Gould calls these things constraints on evolution. There are a number of them, one is historical: nature doesn't reinvent the wheel when it doesn't have to. If it can modify something instead, it will tend to do that rather than create a new feature out of nothing. -
Increased rate in traffic accidents
You seem to know about this field. Can you translate this part for me?
Separate logistic regression for RhD-negative subjects showed a 2.53 times higher risk of traffic accidents in Toxoplasma-infected than Toxoplasma-free subjects (CI95: 1.12–5.7, t = 2.23, P = 0.026). http://www.biomedcentral.com/1471-2334/9/72
Are they really saying that this is causing "2.53 times higher risk of traffic accidents" among their infected population of Czech male military draftees???

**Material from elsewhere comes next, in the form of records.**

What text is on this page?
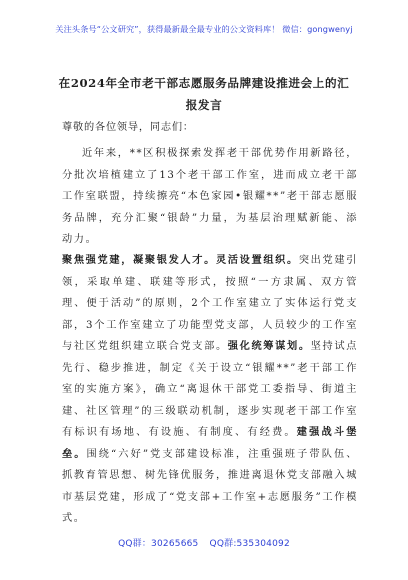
关注头条号“公文研究”，获得最新最全最专业的公文资料库！ 微信：gongwenyj
在2024年全市老干部志愿服务品牌建设推进会上的汇报发言
尊敬的各位领导，同志们：
近年来，**区积极探索发挥老干部优势作用新路径，分批次培植建立了13个老干部工作室，进而成立老干部工作室联盟，持续擦亮“本色家园•银耀**”老干部志愿服务品牌，充分汇聚“银龄”力量，为基层治理赋新能、添动力。
聚焦强党建，凝聚银发人才。灵活设置组织。突出党建引领，采取单建、联建等形式，按照“一方隶属、双方管理、便于活动”的原则，2个工作室建立了实体运行党支部，3个工作室建立了功能型党支部，人员较少的工作室与社区党组织建立联合党支部。强化统筹谋划。坚持试点先行、稳步推进，制定《关于设立“银耀**”老干部工作室的实施方案》，确立“离退休干部党工委指导、街道主建、社区管理”的三级联动机制，逐步实现老干部工作室有标识有场地、有设施、有制度、有经费。建强战斗堡垒。围绕“六好”党支部建设标准，注重强班子带队伍、抓教育管思想、树先锋优服务，推进离退休党支部融入城市基层党建，形成了“党支部+工作室+志愿服务”工作模式。
QQ群：30265665 QQ群:535304092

Imagine the repercussions if this is found to be also true in other populations (not that it will be, and not that correlation equals causation, but...):
Car Insurance rates (or driver licenses) could start depending on the results of those blood tests. Criminal sentencing could be affected by the results of those tests. And at the very minimum, the next time you'd fill out a questionnaire for getting car insurance, or filling out an application for becoming a truck driver or operating heavy machinery, or applying to get into the military, you'd be asked all kinds of questions about your history with cats (whether you owned one, your significant other owned one, or whether your family ever owned one while you were growing up).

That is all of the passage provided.